Wed, Apr 22, 2009 - Page 5 News List

World News Quick Take

AGENCIES

■SOUTH KOREA

'Widow' scammer caught

A woman who held a funeral for her husband after claiming he was lost at sea scammed insurers out of US$800,000 before he was found alive and well, police said yesterday. The fraud in the southeastern town of Tongyeong is part of an increasing trend of bogus claims, insurers say. It began in March 2006 when she told police that her husband had failed to return from a fishing trip, a police spokesman in the nearby city of Changwon said. The husband had left his boat adrift and sneaked back ashore on a different boat as a major sea search was launched. He went to ground for some three years elsewhere in the country as his wife successfully filed claims totaling 1.1 billion won (US$800,000) with six insurance firms. She even held a funeral for her spouse, receiving the customary condolence cash payments from mourners.

■JAPAN

Woman sentenced to death

The Supreme Court sentenced a woman to death yesterday for killing four people and making more than 60 ill by poisoning a large pot of curry at a summer festival in 1998, a case widely covered in domestic media. The incident shocked the nation, where crime rates are relatively low and mass killings extremely rare. Public broadcaster NHK reported the Supreme Court upheld a lower court death sentence on Masumi Hayashi, 47, for the crime that took place in the western city of Wakayama.

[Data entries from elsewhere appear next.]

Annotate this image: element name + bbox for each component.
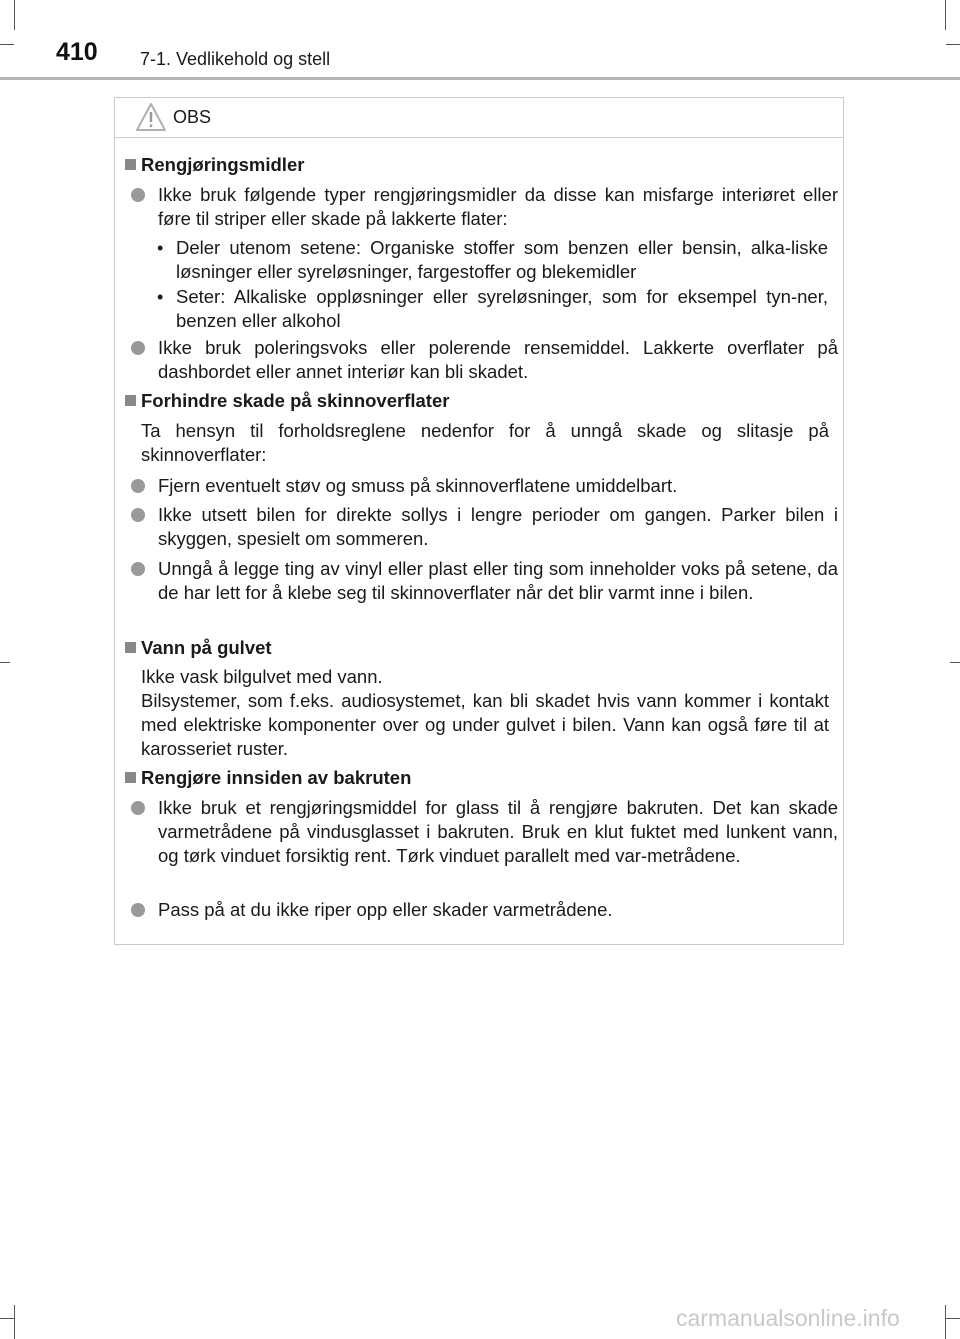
bullet-text: Ikke bruk et rengjøringsmiddel for glass til å rengjøre bakruten. Det kan skade varmetrådene på vindusglasset i bakruten. Bruk en klut fuktet med lunkent vann, og tørk vinduet forsiktig rent. Tørk vinduet parallelt med var-metrådene. (158, 797, 838, 866)
heading-text: Rengjøringsmidler (141, 154, 305, 175)
crop-mark (0, 1318, 14, 1319)
paragraph-text: Ikke vask bilgulvet med vann. (141, 666, 383, 687)
circle-bullet-icon (131, 801, 145, 815)
crop-mark (0, 662, 10, 663)
square-bullet-icon (125, 772, 136, 783)
square-bullet-icon (125, 395, 136, 406)
obs-label: OBS (173, 107, 212, 127)
heading-text: Forhindre skade på skinnoverflater (141, 390, 450, 411)
bullet-text: Unngå å legge ting av vinyl eller plast eller ting som inneholder voks på setene, da de har lett for å klebe seg til skinnoverflater når det blir varmt inne i bilen. (158, 558, 838, 603)
circle-bullet-icon (131, 188, 145, 202)
dot-bullet-icon: • (157, 287, 164, 307)
crop-mark (14, 1305, 15, 1339)
bullet-text: Fjern eventuelt støv og smuss på skinnoverflatene umiddelbart. (158, 475, 678, 496)
page-number: 410 (56, 38, 98, 66)
obs-caution-box (114, 97, 844, 945)
paragraph-text: Bilsystemer, som f.eks. audiosystemet, kan bli skadet hvis vann kommer i kontakt med elektriske komponenter over og under gulvet i bilen. Vann kan også føre til at karosseriet ruster. (141, 690, 829, 759)
sub-bullet-text: Deler utenom setene: Organiske stoffer som benzen eller bensin, alka-liske løsninger eller syreløsninger, fargestoffer og blekemidler (176, 237, 828, 282)
obs-header (115, 98, 843, 138)
crop-mark (945, 1305, 946, 1339)
section-title: 7-1. Vedlikehold og stell (140, 49, 331, 69)
square-bullet-icon (125, 159, 136, 170)
bullet-text: Ikke bruk poleringsvoks eller polerende rensemiddel. Lakkerte overflater på dashbordet eller annet interiør kan bli skadet. (158, 337, 838, 382)
circle-bullet-icon (131, 341, 145, 355)
crop-mark (946, 1318, 960, 1319)
crop-mark (946, 44, 960, 45)
heading-vann-pa-gulvet (125, 636, 272, 660)
bullet-text: Pass på at du ikke riper opp eller skader varmetrådene. (158, 899, 613, 920)
crop-mark (945, 0, 946, 30)
circle-bullet-icon (131, 508, 145, 522)
circle-bullet-icon (131, 479, 145, 493)
sub-bullet-text: Seter: Alkaliske oppløsninger eller syreløsninger, som for eksempel tyn-ner, benzen eller alkohol (176, 286, 828, 331)
heading-text: Rengjøre innsiden av bakruten (141, 767, 412, 788)
square-bullet-icon (125, 642, 136, 653)
crop-mark (950, 662, 960, 663)
bullet-text: Ikke bruk følgende typer rengjøringsmidler da disse kan misfarge interiøret eller føre til striper eller skade på lakkerte flater: (158, 184, 838, 229)
heading-text: Vann på gulvet (141, 637, 272, 658)
heading-rengjoringsmidler (125, 153, 304, 177)
watermark: carmanualsonline.info (676, 1305, 900, 1331)
circle-bullet-icon (131, 562, 145, 576)
header-divider (0, 77, 960, 80)
paragraph-text: Ta hensyn til forholdsreglene nedenfor for å unngå skade og slitasje på skinnoverflater: (141, 420, 829, 465)
crop-mark (14, 0, 15, 30)
warning-triangle-icon (135, 102, 167, 132)
heading-bakruten (125, 766, 411, 790)
bullet-text: Ikke utsett bilen for direkte sollys i lengre perioder om gangen. Parker bilen i skyggen, spesielt om sommeren. (158, 504, 838, 549)
dot-bullet-icon: • (157, 238, 164, 258)
circle-bullet-icon (131, 903, 145, 917)
crop-mark (0, 44, 14, 45)
heading-skinnoverflater (125, 389, 449, 413)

The Supreme Court called the crime “cruel and despicable,” NHK said. Prosecutors charged Hayashi became enraged after being shunned by her neighbors and put arsenic in the curry when she was alone in the garage where it was being prepared, media said.

■NEW ZEALAND

Tourist angered by 'Eskimo'

A New Zealand lolly called an Eskimo and in the stereotypical shape of an Inuit person has angered a Canadian tourist who says it is an insult to her people, a newspaper reported yesterday. Seeka Lee Veevee Parsons, 21, an Inuit from Canada’s Nunavut Territory, told the Taranaki Daily News that the word Eskimo, used by confectionery manufacturer Cadbury/Pascall in its popular lolly mix, was unacceptable because it had negative racial connotations. Eskimo means “eater of raw meat,” she said, and the correct term for her people is Inuit. Parsons said she would send packets of the lollies to both Canadian Prime Minister Stephen Harper and her grandfather, an Inuit tribal elder in the Nunavut Territory, presumably to encourage a protest. She said that New Zealanders would not like to see confectionery in the shape of indigenous Maoris and if anything the lollies should be shaped like a seal, the Inuits’ main source of food.

■THAILAND

Toes lead to robbery suspect

Police have arrested a suspected thief who left his toes at the scene of the crime, media reports said yesterday. Atthapol Maenkrathok, 42, was arrested over the weekend at a hospital in Uttaradit Province where he was being treated for a severed foot. Police said Atthapol was charged with robbing a woman of her cash and a US$1,000 gold necklace on the overnight train from Chiang Mai to Bangkok on April 7, the Bangkok Post reported. Investigators linked Atthapol to the theft after finding his bag of tools on the train, including an identification card, and five of his severed toes on the train track in Uttaradit, 380km north of Bangkok. Atthapol told police he had snagged his foot under the wheels while jumping off the train in Uttaradit.